There’s a lot of different things that historically have been preventing that but the technology at this point has caught up to the need. And those capabilities that are being brought together by industry players are creating kind of a set of solutions in the market that customers are becoming willing to adapt and use and those that were on the bleeding edge are now on the leading edge in terms of being fully adopted, they’ve acted as the trailblazers for some of the ones who are going to be falling here in the coming years. In terms of determining best practices solution types, things like that. But, you know, small businesses, they’re looking for something that’s going to plug and play into their accounting software usually that software’s off the shelf for larger businesses they’re supporting multiple payment types within multiple ERP systems. So, it’s important to understand that it’s not a one size fit all solution here, but what we are seeing is that when a business looks to its bank to help them solve this, if the bank is not ready or if it does not have enough solutions in its portfolio, they are evidencing a very strong willingness to go to a non-bank partner. And that shift is notable and visible, and they will switch banks, if they’re not getting what they need, even if it’s not their credit bank, they will you know there were our survey results back that up, right, in terms of what we were seeing. It is truly at an inflection point in terms of what we’re seeing, but what we are seeing is success. We certainly for our solutions have a lot of success stories about customers that have successfully made that shift, other solution providers have the same right. So, there are great shining examples for customers who have made this journey or are in the middle of the journey and what they’re experiencing, and overall, it’s a pretty darn positive experience. It’s why I’m excited to be a part of this industry right now.

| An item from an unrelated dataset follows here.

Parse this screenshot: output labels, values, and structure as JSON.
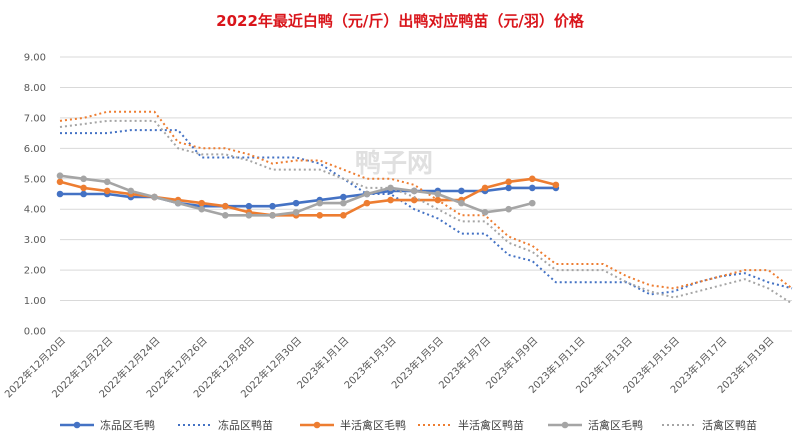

Because, very rarely in your career, do you get the opportunity to see a “see change moment” or inflection change moment, like what we’re seeing right now, it is happening in other industries already. It’s now happening in payments, and it’s a great time to be a part of that.  


Craig Jeffery  41:22   

Thanks. Thanks, Chris. Thanks for breaking up by industry as well and, and some of the background and why that’s the case. I want to, as we come to the end of the podcast, I want to just give you an opportunity to tell us any final thoughts. Any items to emphasize or something new that I should have asked you.  


Chris Clausen  41:42   

I think the, you know, the way I would sum things up is, there shouldn’t be a business out there that shouldn’t be seriously looking at an electronification strategy, because of the different solutions that are out there, the combinations of them that can be brought to bear, there is a path for just about every business regardless of whether you’re IP constrained or whether you’ve got a lot of competing priorities. You as a business can benefit from electronification, no matter where you fall on that spectrum. And the last thing I’ll say on that is, even if you are a business that likes to thump your chest and say we’re fully automated, you’re not, there’s still opportunity within your payables portfolio to electronify further, and there’s still significant costs sitting there. Even if the bulk of your dollars are already electronic, that you can get out of your business and you can improve both your cost structure, and your payees’ experiences. So, you know, regardless of where you are on the spectrum there is opportunity there for you. Don’t kid yourself that it’s too hard to do.  That would be kind of what I would sum up, Craig. 


Craig Jeffery  43:08   

Yeah, there’s a couple of really good quotes out of that last section, Chris, thank you so much for your time. I hope we can have you back on the treasure update podcast and in the near future.  


Chris Clausen  43:18   

Thanks, Craig, we appreciate the time with you guys, you are always a wonder to talk to you and we very much appreciate our partnership with Strategic Treasurer.